Отпустило, и мысли перекинулись на то, как после смерти отца на княжение сел. По старшинству. Умрет он, Александр, следующий сын Ярослава станет великим князем…
Время страшное, Русь в разорении, баскаки наглые и неумолимые, нет денег, живым товаром берут, мастеровыми, крепким людом, девицами. Не ведают пощады. А удельные князья нет бы заодно стоять, чернят друг друга, перед ханом на коленях ползают, стыда не ведают.
Долго не склонял головы перед Бату-ханом Невский, пока не услышал грозный окрик. Согнулся, однако до полного позора не довели великого князя Александра Ярославича, новый хан ордынский пощадил. А может, решил не злить славного русского князя?
И опять перехватила резкая боль. Сцепил Александр Ярославич зубы, шепчет:
— Господи, пошто обрек меня на муки телесные?
Думы о смерти одолевают. Чуял, она рядом и на сей раз не минует. Мысленно великий князь обращался к сыновьям, о каждом вспомнил, по делам оценивал: смерть старшего Василия… Василий, душевная боль его, Александра. В Новгороде посадил он Василия на княжение, а тот новгородцев на отца поднял… Невский милость к сыну проявил, однако старший сын плохо кончил, в пьянстве беспробудном жизнь оборвалась…

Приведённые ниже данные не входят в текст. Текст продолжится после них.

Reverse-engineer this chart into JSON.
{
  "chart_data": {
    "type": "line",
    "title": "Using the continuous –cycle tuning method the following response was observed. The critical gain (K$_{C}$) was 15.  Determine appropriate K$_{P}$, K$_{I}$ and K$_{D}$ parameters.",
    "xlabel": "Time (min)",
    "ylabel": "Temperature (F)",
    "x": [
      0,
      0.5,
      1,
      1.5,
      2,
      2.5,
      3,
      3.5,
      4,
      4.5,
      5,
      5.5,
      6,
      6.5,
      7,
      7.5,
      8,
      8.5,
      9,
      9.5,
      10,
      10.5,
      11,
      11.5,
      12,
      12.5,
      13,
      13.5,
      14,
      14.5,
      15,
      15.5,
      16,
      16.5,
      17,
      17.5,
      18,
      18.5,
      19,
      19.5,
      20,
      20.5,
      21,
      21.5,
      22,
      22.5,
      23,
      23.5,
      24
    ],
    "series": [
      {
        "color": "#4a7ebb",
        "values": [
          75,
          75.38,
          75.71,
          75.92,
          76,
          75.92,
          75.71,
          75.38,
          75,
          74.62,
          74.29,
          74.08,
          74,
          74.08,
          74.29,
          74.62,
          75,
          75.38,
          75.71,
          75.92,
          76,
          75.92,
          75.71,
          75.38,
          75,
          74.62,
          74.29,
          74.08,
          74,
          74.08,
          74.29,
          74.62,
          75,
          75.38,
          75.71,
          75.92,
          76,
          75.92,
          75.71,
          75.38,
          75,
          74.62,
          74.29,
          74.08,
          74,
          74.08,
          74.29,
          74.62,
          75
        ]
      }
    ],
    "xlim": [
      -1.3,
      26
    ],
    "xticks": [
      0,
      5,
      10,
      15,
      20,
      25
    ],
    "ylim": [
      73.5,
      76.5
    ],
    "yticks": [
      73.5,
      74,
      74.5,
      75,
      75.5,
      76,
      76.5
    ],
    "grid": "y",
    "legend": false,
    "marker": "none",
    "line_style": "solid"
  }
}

Дмитрий хоть и молод, однако когда Невский послал его против ливонцев, Дерпт взял и рыцарей одолел…
Третий, Андрей, посаженный в Заволжском Городце на княжение, Александра Ярославича не радует, завистлив к злобен. В кого удался?
А Даниил еще отрок, однако хозяйственный, копейке цену знает. Ему великий князь Москву в удел выделил. Неприметный городок, но Невский верил: настанет время, когда Даниил и земли приумножит, и город обустроит…

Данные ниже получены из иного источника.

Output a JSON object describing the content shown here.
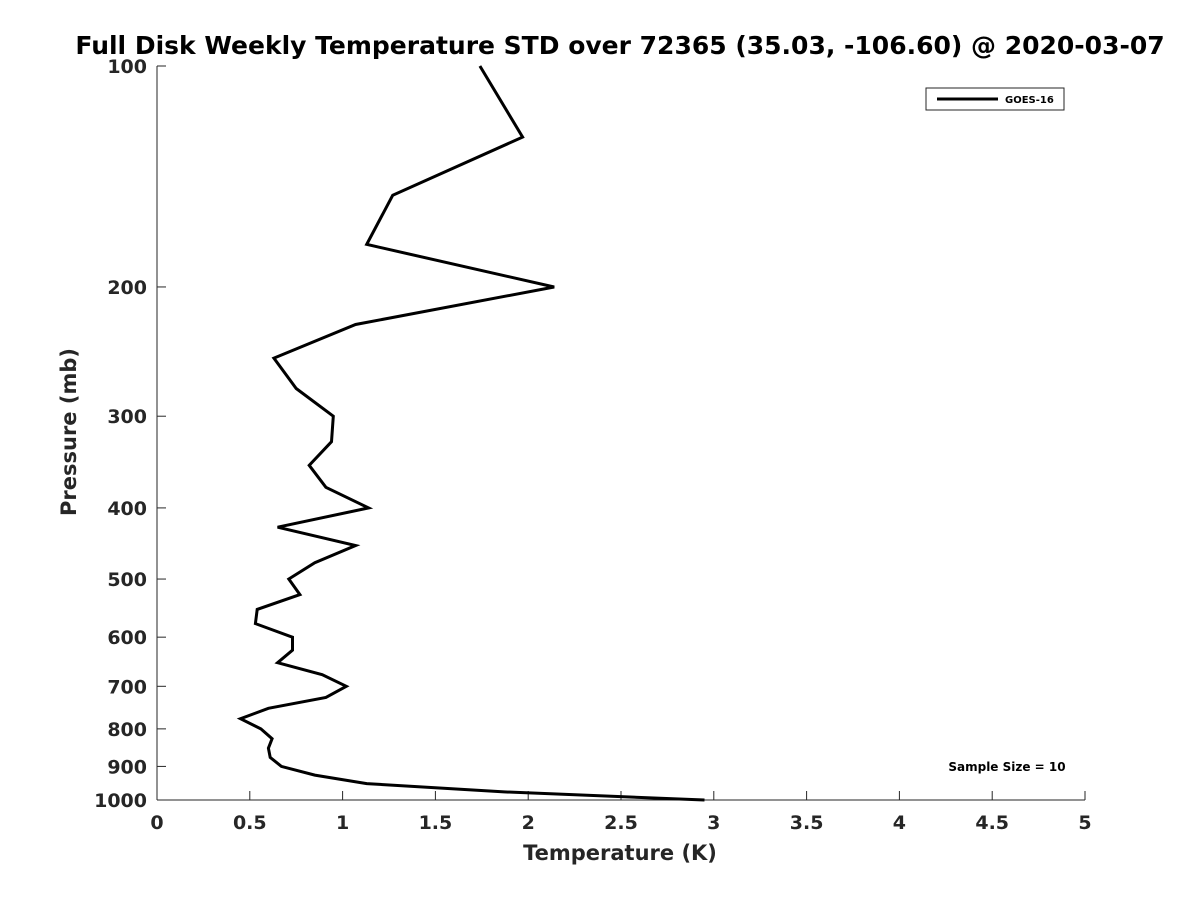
{
  "chart_data": {
    "type": "line",
    "title": "Full Disk Weekly Temperature STD over 72365 (35.03, -106.60) @ 2020-03-07",
    "xlabel": "Temperature (K)",
    "ylabel": "Pressure (mb)",
    "xlim": [
      0,
      5
    ],
    "ylim": [
      100,
      1000
    ],
    "y_scale": "log",
    "y_reversed": true,
    "x_ticks": [
      "0",
      "0.5",
      "1",
      "1.5",
      "2",
      "2.5",
      "3",
      "3.5",
      "4",
      "4.5",
      "5"
    ],
    "y_ticks": [
      "100",
      "200",
      "300",
      "400",
      "500",
      "600",
      "700",
      "800",
      "900",
      "1000"
    ],
    "grid": false,
    "legend_position": "top-right",
    "annotation": "Sample Size = 10",
    "colors": {
      "line": "#000000",
      "text": "#262626"
    },
    "series": [
      {
        "name": "GOES-16",
        "x": [
          1.74,
          1.97,
          1.27,
          1.13,
          2.14,
          1.07,
          0.63,
          0.75,
          0.95,
          0.94,
          0.82,
          0.91,
          1.14,
          0.65,
          1.07,
          0.85,
          0.71,
          0.77,
          0.54,
          0.53,
          0.73,
          0.73,
          0.65,
          0.89,
          1.02,
          0.91,
          0.6,
          0.45,
          0.56,
          0.62,
          0.6,
          0.61,
          0.67,
          0.85,
          1.13,
          1.87,
          2.95
        ],
        "y": [
          100,
          125,
          150,
          175,
          200,
          225,
          250,
          275,
          300,
          325,
          350,
          375,
          400,
          425,
          450,
          475,
          500,
          525,
          550,
          575,
          600,
          625,
          650,
          675,
          700,
          725,
          750,
          775,
          800,
          825,
          850,
          875,
          900,
          925,
          950,
          975,
          1000
        ]
      }
    ]
  }
}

Торопят ездовые коней, скачет за санями малая дружина. Лютует зима, местами успела поставить сугробы. Дует ветер, сечет по лицам всадников снежной порошей. Темнеет лес, разбегаются по сторонам его гривы, и чем дальше на север, тем леса гуще, пока не перейдут в глухомань.

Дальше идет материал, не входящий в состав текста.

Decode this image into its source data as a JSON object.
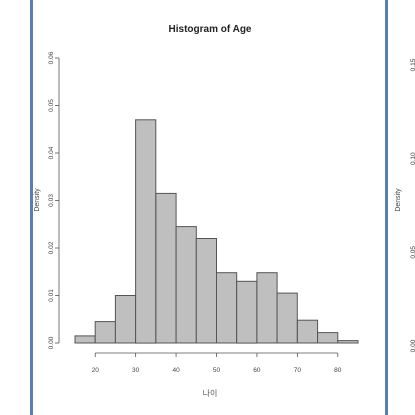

Русь богата лесами, и в том ее спасение. Редкие отряды ордынцев решались углубляться в лесные дебри. Так случилось и с Новгородом. Разорив Понизовую Русь, полчища Батыя остановились перед лесами и болотами новгородской земли…
Зафыркали, заржали испуганные кони, учуяв волчью стаю, и тотчас засвистели, заулюлюкали гридни. Вот и ордынцы подобны волкам. И не только когда на Руси люд обирают, а и в Орде. Сколько ни привози даров в Сарай, все мало. Попробуй насытить хана и его жен, сыновей и царевичей, всех родственников ханских, мурз и нойонов…
Вспомнил, как Берке вознамерился женить его, великого князя, на своей племяннице, уговаривая, что и молода она и красива. Едва Александр Ярославич отговорился, стар, дескать, сыновья старше мачехи будут…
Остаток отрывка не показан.